If this situation is hard to believe, consider that most airlines can’t specify the exact cost (and therefore the precise profit) of a single passenger on a single flight, and you’ll see that very often businesses must make decisions heuristically rather than with precise valuations.
The real argument for observability: the cost of not having it
When a developer uses a cool tracing tool to find the bit of code that’s slowing down performance, the dollar benefit of that act to the company is extremely difficult to show. You might try calculating how long the developer would have spent trying to fix the problem without the tool, but that’s always going to be a very rough estimate since a proper observability tool fundamentally alters the way dev teams operate so a simple time estimate is unlikely to be accurate.
No, the real way to show what observability has to offer is the cost of not having it. The cost of downtime, system slowdowns, and dissatisfied users is one that every exec can estimate.
No one wants to be responsible for the site going down, and the cost of downtime can be millions of dollars an hour for a large enough system.
This, then, is the core of observability’s cost justification: it may be hard to justify the cost of uptime, but the cost of extended downtime is enough to tank a successful company.
The Birth of Million Dollar Observability Bills
In the deep mists of observability history, I remember the healthcare.gov launch, and a now-famous line in a meeting with Mikey Dickerson and the IT firms who had bungled the website launch
“If I hear one more person tell me I can’t use New Relic,” he said. “I’ll punch them in the face.”
And that, truly, is the story of how our Datadog, New Relic, and Splunk bills got so high. After a spate of outages, failures, bugs, and other problems that users notice; some executive says ‘add observability, I don’t care what it costs.’ And the million-dollar observability bill was born.
Observability Shouldn’t Get a Blank Check
The initial rush to implement observability tools like Datadog, New Relic, and Splunk often comes with little regard for cost optimization. This urgency is understandable; system failures and outages can be catastrophic for business. However, as the dust settles, organizations begin to scrutinize those hefty monthly bills. This scrutiny often leads to a more nuanced approach to observability. Teams start to explore open-source alternatives, like Prometheus and Grafana, or build custom solutions tailored to their specific needs. The aim shifts from simply "adding observability" to achieving meaningful insights in a cost-effective manner. This evolution reflects a maturing understanding of observability, where quality and cost-efficiency are balanced to meet the organization's unique requirements.

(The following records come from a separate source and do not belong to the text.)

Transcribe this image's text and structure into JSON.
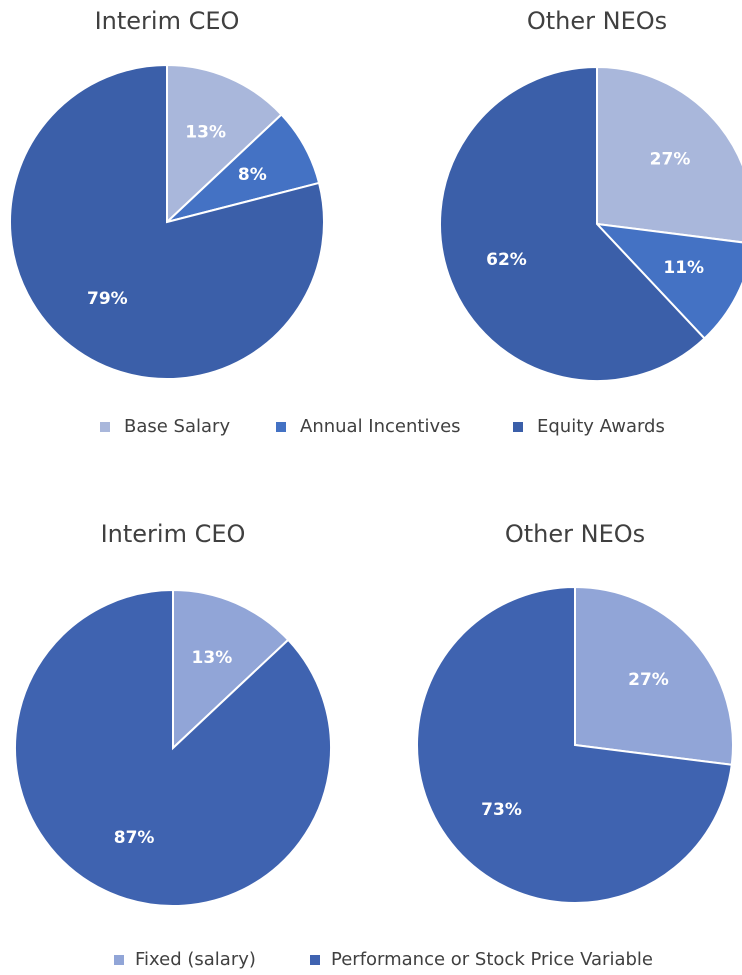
{
  "chart_data": [
    {
      "type": "pie",
      "categories": [
        "Base Salary",
        "Annual Incentives",
        "Equity Awards"
      ],
      "colors": [
        "#a9b7db",
        "#4472c4",
        "#3b5fa9"
      ],
      "pies": [
        {
          "title": "Interim CEO",
          "values": [
            13,
            8,
            79
          ],
          "value_labels": [
            "13%",
            "8%",
            "79%"
          ]
        },
        {
          "title": "Other NEOs",
          "values": [
            27,
            11,
            62
          ],
          "value_labels": [
            "27%",
            "11%",
            "62%"
          ]
        }
      ]
    },
    {
      "type": "pie",
      "categories": [
        "Fixed (salary)",
        "Performance or Stock Price Variable"
      ],
      "colors": [
        "#91a5d7",
        "#3f63b0"
      ],
      "pies": [
        {
          "title": "Interim CEO",
          "values": [
            13,
            87
          ],
          "value_labels": [
            "13%",
            "87%"
          ]
        },
        {
          "title": "Other NEOs",
          "values": [
            27,
            73
          ],
          "value_labels": [
            "27%",
            "73%"
          ]
        }
      ]
    }
  ]
}
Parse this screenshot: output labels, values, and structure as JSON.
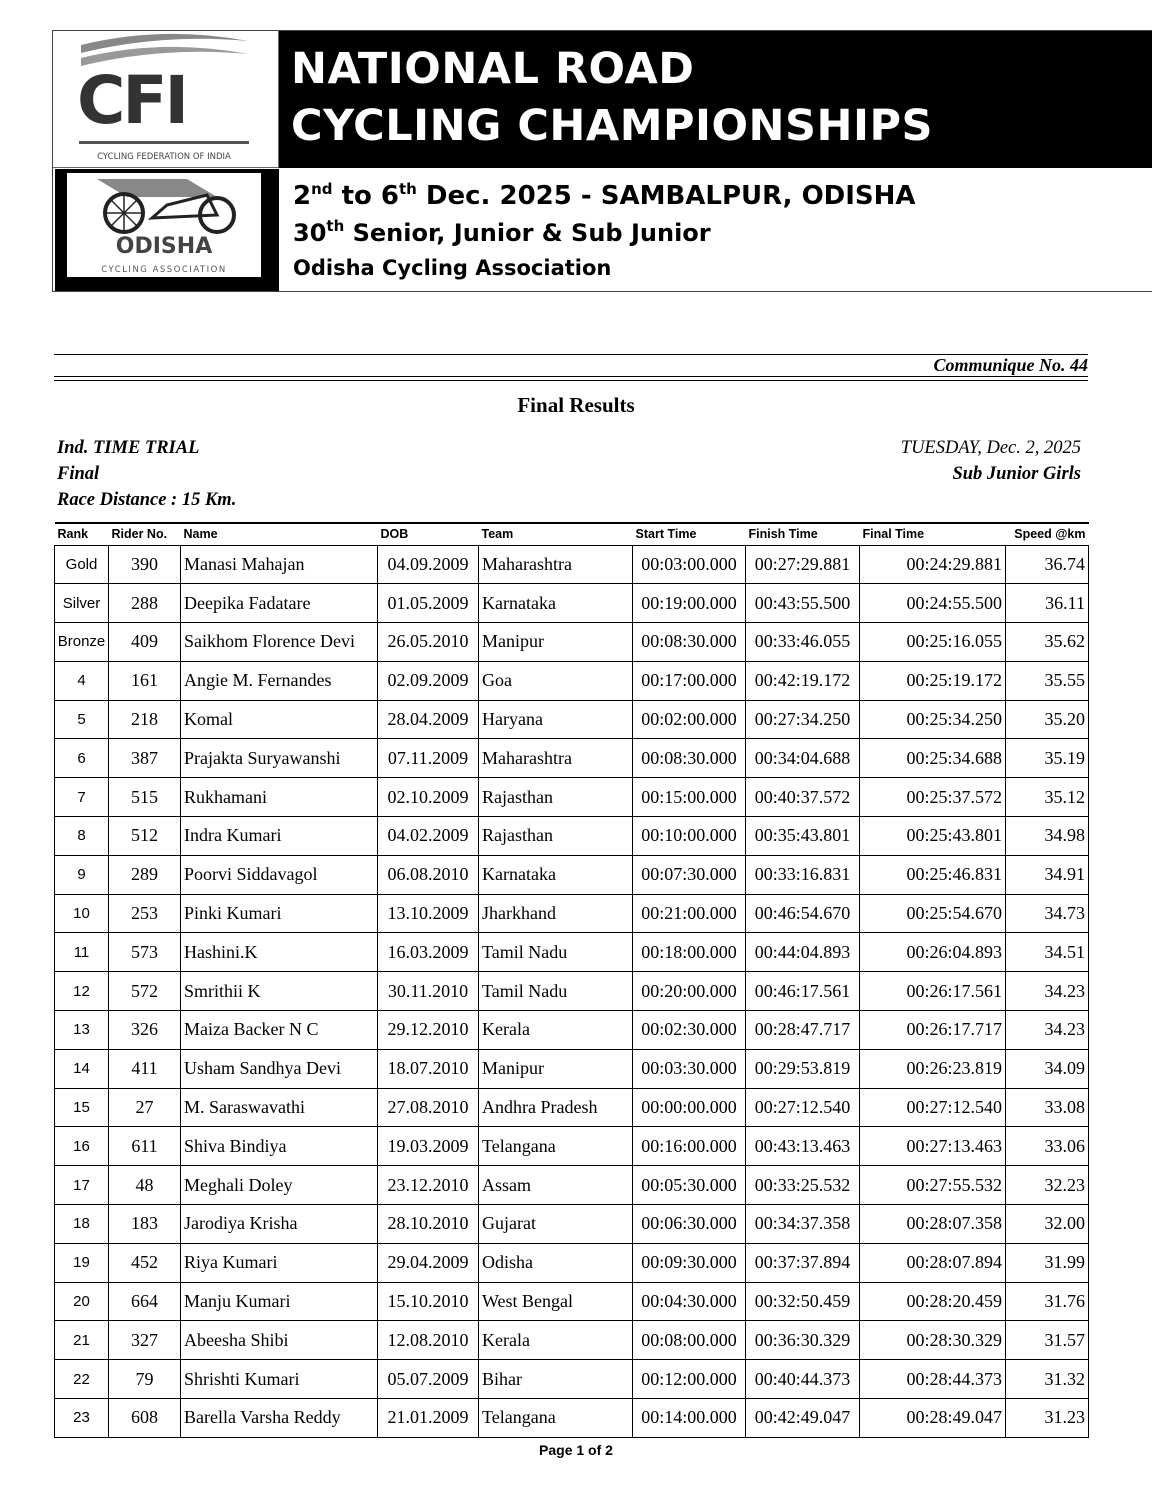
{
  "header": {
    "logo_cfi": {
      "letters": "CFI",
      "caption": "CYCLING FEDERATION OF INDIA"
    },
    "logo_odisha": {
      "letters": "ODISHA",
      "caption": "CYCLING ASSOCIATION"
    },
    "title_line1": "NATIONAL ROAD",
    "title_line2": "CYCLING CHAMPIONSHIPS",
    "dates_a": "2",
    "dates_a_sup": "nd",
    "dates_b": " to 6",
    "dates_b_sup": "th",
    "dates_c": " Dec. 2025 - SAMBALPUR, ODISHA",
    "edition": "30",
    "edition_sup": "th",
    "edition_rest": " Senior, Junior & Sub Junior",
    "organizer": "Odisha Cycling Association"
  },
  "communique": "Communique No. 44",
  "title": "Final Results",
  "event": {
    "name": "Ind. TIME TRIAL",
    "round": "Final",
    "distance": "Race Distance : 15 Km.",
    "date": "TUESDAY, Dec. 2, 2025",
    "category": "Sub Junior Girls"
  },
  "table": {
    "columns": [
      "Rank",
      "Rider No.",
      "Name",
      "DOB",
      "Team",
      "Start Time",
      "Finish Time",
      "Final Time",
      "Speed @km"
    ],
    "rows": [
      [
        "Gold",
        "390",
        "Manasi Mahajan",
        "04.09.2009",
        "Maharashtra",
        "00:03:00.000",
        "00:27:29.881",
        "00:24:29.881",
        "36.74"
      ],
      [
        "Silver",
        "288",
        "Deepika  Fadatare",
        "01.05.2009",
        "Karnataka",
        "00:19:00.000",
        "00:43:55.500",
        "00:24:55.500",
        "36.11"
      ],
      [
        "Bronze",
        "409",
        "Saikhom Florence Devi",
        "26.05.2010",
        "Manipur",
        "00:08:30.000",
        "00:33:46.055",
        "00:25:16.055",
        "35.62"
      ],
      [
        "4",
        "161",
        "Angie M. Fernandes",
        "02.09.2009",
        "Goa",
        "00:17:00.000",
        "00:42:19.172",
        "00:25:19.172",
        "35.55"
      ],
      [
        "5",
        "218",
        "Komal",
        "28.04.2009",
        "Haryana",
        "00:02:00.000",
        "00:27:34.250",
        "00:25:34.250",
        "35.20"
      ],
      [
        "6",
        "387",
        "Prajakta Suryawanshi",
        "07.11.2009",
        "Maharashtra",
        "00:08:30.000",
        "00:34:04.688",
        "00:25:34.688",
        "35.19"
      ],
      [
        "7",
        "515",
        "Rukhamani",
        "02.10.2009",
        "Rajasthan",
        "00:15:00.000",
        "00:40:37.572",
        "00:25:37.572",
        "35.12"
      ],
      [
        "8",
        "512",
        "Indra Kumari",
        "04.02.2009",
        "Rajasthan",
        "00:10:00.000",
        "00:35:43.801",
        "00:25:43.801",
        "34.98"
      ],
      [
        "9",
        "289",
        "Poorvi  Siddavagol",
        "06.08.2010",
        "Karnataka",
        "00:07:30.000",
        "00:33:16.831",
        "00:25:46.831",
        "34.91"
      ],
      [
        "10",
        "253",
        "Pinki Kumari",
        "13.10.2009",
        "Jharkhand",
        "00:21:00.000",
        "00:46:54.670",
        "00:25:54.670",
        "34.73"
      ],
      [
        "11",
        "573",
        "Hashini.K",
        "16.03.2009",
        "Tamil Nadu",
        "00:18:00.000",
        "00:44:04.893",
        "00:26:04.893",
        "34.51"
      ],
      [
        "12",
        "572",
        "Smrithii K",
        "30.11.2010",
        "Tamil Nadu",
        "00:20:00.000",
        "00:46:17.561",
        "00:26:17.561",
        "34.23"
      ],
      [
        "13",
        "326",
        "Maiza Backer N C",
        "29.12.2010",
        "Kerala",
        "00:02:30.000",
        "00:28:47.717",
        "00:26:17.717",
        "34.23"
      ],
      [
        "14",
        "411",
        "Usham Sandhya Devi",
        "18.07.2010",
        "Manipur",
        "00:03:30.000",
        "00:29:53.819",
        "00:26:23.819",
        "34.09"
      ],
      [
        "15",
        "27",
        "M. Saraswavathi",
        "27.08.2010",
        "Andhra Pradesh",
        "00:00:00.000",
        "00:27:12.540",
        "00:27:12.540",
        "33.08"
      ],
      [
        "16",
        "611",
        "Shiva Bindiya",
        "19.03.2009",
        "Telangana",
        "00:16:00.000",
        "00:43:13.463",
        "00:27:13.463",
        "33.06"
      ],
      [
        "17",
        "48",
        "Meghali Doley",
        "23.12.2010",
        "Assam",
        "00:05:30.000",
        "00:33:25.532",
        "00:27:55.532",
        "32.23"
      ],
      [
        "18",
        "183",
        "Jarodiya Krisha",
        "28.10.2010",
        "Gujarat",
        "00:06:30.000",
        "00:34:37.358",
        "00:28:07.358",
        "32.00"
      ],
      [
        "19",
        "452",
        "Riya Kumari",
        "29.04.2009",
        "Odisha",
        "00:09:30.000",
        "00:37:37.894",
        "00:28:07.894",
        "31.99"
      ],
      [
        "20",
        "664",
        "Manju Kumari",
        "15.10.2010",
        "West Bengal",
        "00:04:30.000",
        "00:32:50.459",
        "00:28:20.459",
        "31.76"
      ],
      [
        "21",
        "327",
        "Abeesha Shibi",
        "12.08.2010",
        "Kerala",
        "00:08:00.000",
        "00:36:30.329",
        "00:28:30.329",
        "31.57"
      ],
      [
        "22",
        "79",
        "Shrishti Kumari",
        "05.07.2009",
        "Bihar",
        "00:12:00.000",
        "00:40:44.373",
        "00:28:44.373",
        "31.32"
      ],
      [
        "23",
        "608",
        "Barella Varsha Reddy",
        "21.01.2009",
        "Telangana",
        "00:14:00.000",
        "00:42:49.047",
        "00:28:49.047",
        "31.23"
      ]
    ]
  },
  "footer": "Page 1 of 2"
}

OpenTelemetry and SigNoz can help with out-of-control-costs
This piece helps explain why observability SaaS offerings have often received a blank check as long as they reduced the risk of downtime. We haven't discussed why, so often, observability bills continue to grow and often outpace the growth in infrastructure costs. To explain that, we have to admit that part of the story is lock-in. With a closed-source SaaS offering for observability, switching service providers means at least an arduous change of installed software agents. In the worst case, teams will have added thousands of custom metric calls to their application code which will all have to be changed to switch APM tools. Inevitably, this leaves customers 'stuck' and unable to do much as their observability bill grows.
OpenTelemetry can solve this problem. By implementing open standards for how observability data is gathered and transmitted, OpenTelemetry makes it very easy to switch service providers. If you're using the OpenTelemetry Collector (and you should be), all you have to do is reconfigure your collection endpoint in a single place.
Along with OpenTelemetry, you'll need a backend to report and chart data. The OpenTelemetry project is neutral about your data backend, but a tool like SigNoz uses the power of Clickhouse to store data efficiently, and it even has a self-hosted option.